Grundregeln der Geldanlage
Gut geplant ist halb gewonnen. Diese Lebensweisheit gilt ganz besonders für die Geldanlage. Nur wenn Sie systematisch vorgehen und Fehler vermeiden, haben Sie gute Aussichten, sich auf lange Sicht ein Vermögen aufzubauen.
Viele schaffen es nicht, sich eine finanzielle Reserve für die Altersvorsorge aufzubauen – entweder weil sie sich erst gar nicht mit dem Thema beschäftigen oder weil sie eine falsche Vorgehensweise wählen. Dabei ist es gar nicht so schwierig, die Grundlagen zu verstehen, die wir auf den folgenden Seiten kurz vorstellen. Denn nur wenn Sie Ihre privaten Finanzen im Griff haben, sollten Sie sich an die langfristige Geldanlage wagen.
ETF sind ein gutes Instrument für den Vermögensaufbau. Aber: Sie sind nicht für jeden Zweck geeignet. Bevor Sie sich also in Ihren ETF-Plan (siehe Kapitel „Mein ETF-Plan“ ab S. 67 ) stürzen, sollten Sie Ihre Finanzen komplett überprüfen. Denn es ist wichtig, dass Sie nur das Geld für eine langfristige Anlage verwenden, das Sie wirklich dafür entbehren können, und dass Ihr ETF-Depot zu Ihren finanziellen Bedürfnissen passt. Im Folgenden verraten wir Ihnen, wie Sie Ihren persönlichen ETF-Plan in Ihre komplette Finanzplanung einbinden können, und zeigen, wie Sie die häufigsten Fehler bei der Geldanlage vermeiden.
Mein großer Plan
Eine gute Anlagestrategie basiert auf einer soliden Finanzplanung. Und die ist gar nicht so kompliziert.

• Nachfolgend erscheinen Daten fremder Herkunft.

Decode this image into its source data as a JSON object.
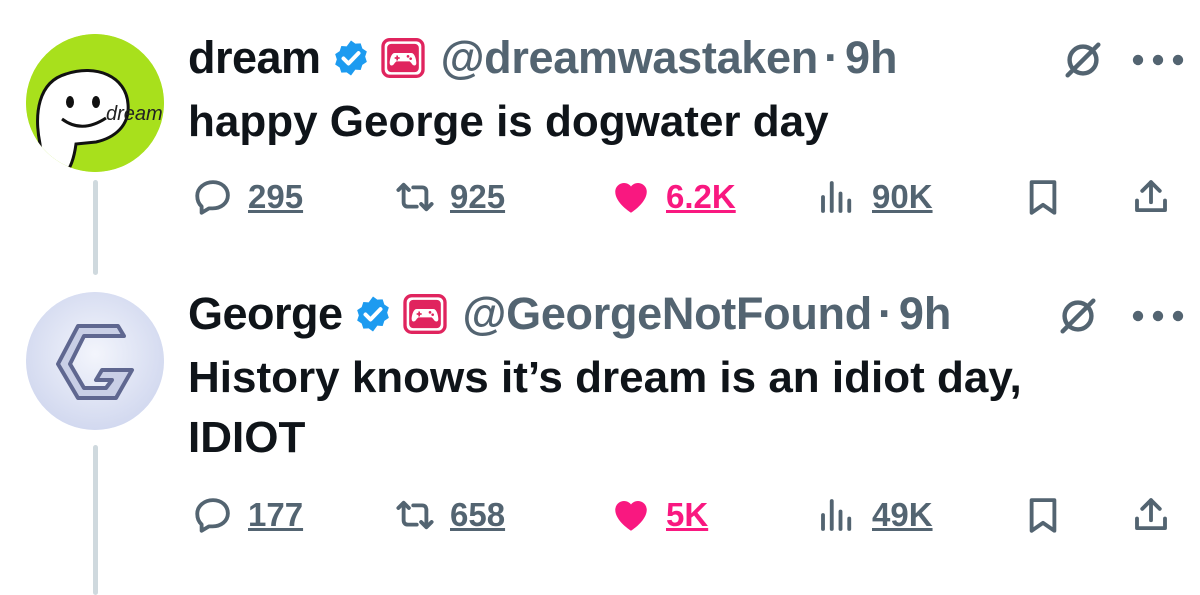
{
  "tweets": [
    {
      "name": "dream",
      "handle": "@dreamwastaken",
      "separator": "·",
      "time": "9h",
      "text": "happy George is dogwater day",
      "avatar_label": "dream",
      "stats": {
        "replies": "295",
        "reposts": "925",
        "likes": "6.2K",
        "views": "90K"
      }
    },
    {
      "name": "George",
      "handle": "@GeorgeNotFound",
      "separator": "·",
      "time": "9h",
      "text": "History knows it’s dream is an idiot day, IDIOT",
      "stats": {
        "replies": "177",
        "reposts": "658",
        "likes": "5K",
        "views": "49K"
      }
    }
  ],
  "colors": {
    "verified": "#1d9bf0",
    "affiliation_badge": "#e0245e",
    "like": "#f91880",
    "muted": "#536471",
    "thread_line": "#cfd9de",
    "dream_avatar_bg": "#a8e01c",
    "george_avatar_bg": "#dde3f5"
  },
  "icons": [
    "verified-badge-icon",
    "gamepad-badge-icon",
    "grok-icon",
    "more-icon",
    "reply-icon",
    "repost-icon",
    "heart-icon",
    "views-icon",
    "bookmark-icon",
    "share-icon"
  ]
}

Eine vergleichbare Erfahrung hat fast jeder schon einmal gemacht: Erst hat man den Urlaub so richtig genossen, aber leider ein wenig über seine Verhältnisse gelebt, und dann streikt nach der Rückkehr auf einmal auch noch die Waschmaschine. So etwas ist natürlich ärgerlich. Doch problematisch und womöglich teuer wird es erst, wenn keinerlei finanziellen Reserven für solche unerwarteten Mehrausgaben vorhanden sind – und auf die Schnelle das Girokonto deutlich ins Minus rutscht, um die Reparatur zu stemmen.

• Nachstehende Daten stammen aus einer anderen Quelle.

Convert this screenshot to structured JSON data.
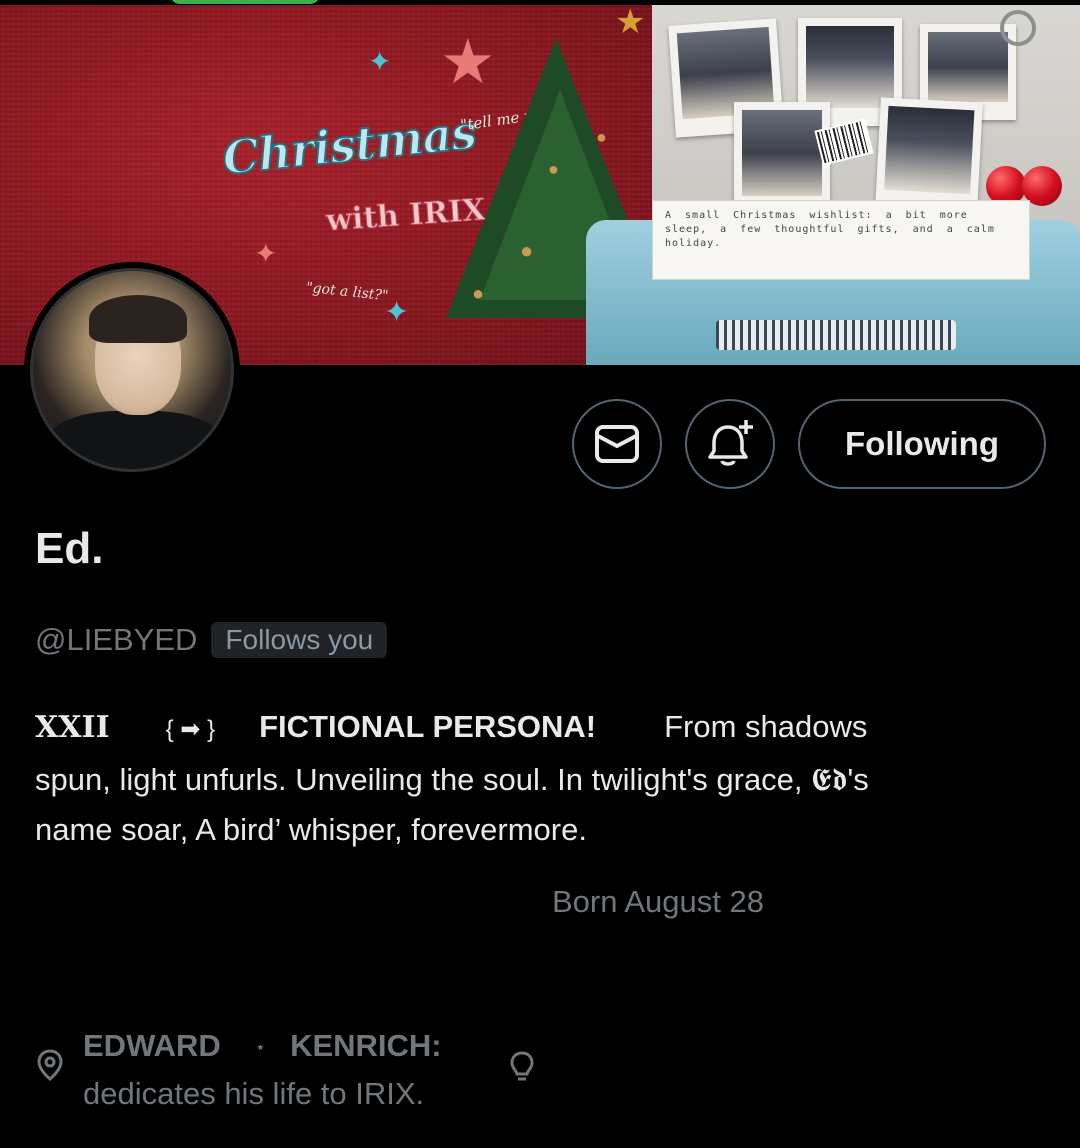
{
  "banner": {
    "title": "Christmas",
    "subtitle": "with IRIX",
    "quote_top": "\"tell me yours?\"",
    "quote_bottom": "\"got a list?\"",
    "typewriter_text": "A small Christmas wishlist: a bit more sleep, a few thoughtful gifts, and a calm holiday."
  },
  "actions": {
    "message_icon": "envelope-icon",
    "notify_icon": "bell-plus-icon",
    "following_label": "Following"
  },
  "profile": {
    "display_name": "Ed.",
    "handle": "@LIEBYED",
    "follows_you": "Follows you",
    "bio": {
      "numeral": "XXII",
      "arrow": "{ ➡ }",
      "tag": "FICTIONAL PERSONA!",
      "line1_tail": "From shadows",
      "line2": "spun, light unfurls. Unveiling the soul.  In twilight's grace, 𝕰𝖉's",
      "line3": "name soar, A bird’ whisper, forevermore."
    },
    "born": "Born August 28",
    "location": {
      "icon": "location-pin-icon",
      "first": "EDWARD",
      "separator": "⋆",
      "second": "KENRICH:",
      "line2": "dedicates  his life to IRIX.",
      "trail_icon": "lightbulb-icon"
    }
  }
}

Doch das sollte nur die seltene Ausnahme und nicht die Regel sein. Denn auf Dauer kann man mit einer nachlässigen Einstellung zu den eigenen Finanzen einiges an Geld verlieren. Was das alles mit dem Thema Geldanlage in ETF zu tun hat, fragen Sie sich jetzt? Eine ganze Menge! Denn Geld in ETF anlegen sollte nur derjenige, der es auch wirklich längerfristig übrig hat und entbehren kann. Auf gut Deutsch: Dafür müssen Sie dauerhaft etwas mehr einnehmen, als Sie regelmäßig ausgeben.

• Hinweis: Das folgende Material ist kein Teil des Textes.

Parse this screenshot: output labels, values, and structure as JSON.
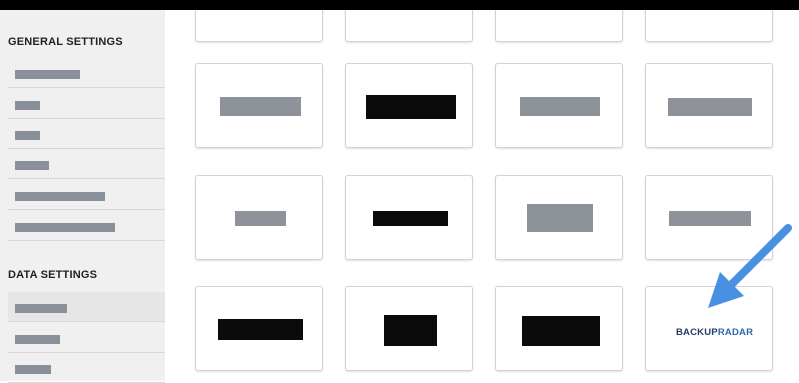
{
  "sidebar": {
    "sections": [
      {
        "title": "GENERAL SETTINGS"
      },
      {
        "title": "DATA SETTINGS"
      }
    ]
  },
  "tiles": {
    "backup_radar": {
      "word1": "BACKUP",
      "word2": "RADAR"
    }
  },
  "annotation": {
    "arrow_color": "#4a90e2",
    "target": "backup-radar-tile"
  }
}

Wenn es Ihnen jedoch immer wieder passiert, dass Sie – vielleicht sogar trotz eines passablen monatlichen Einkommens – in den Miesen landen, dann sind Sie gut beraten, als Allererstes einen Kassensturz zu machen. Für einen guten Überblick führen Sie am besten zwei bis drei Monate ein Haushaltsbuch – besonders gewissenhafte Zeitgenossen führen es sogar laufend. Klingt altmodisch, ist aber sehr hilfreich.
Das Terrassenmodell schafft Ordnung
Nehmen wir an, Sie haben es mithilfe Ihres Haushaltsbuchs geschafft, dass Ihnen regelmäßig Geld übrig bleibt. Wie gehen Sie jetzt mit dieser Erkenntnis um?
Sinnvoll ist es, sich am vierstufigen Terrassenmodell für den Vermögensaufbau zu orientieren.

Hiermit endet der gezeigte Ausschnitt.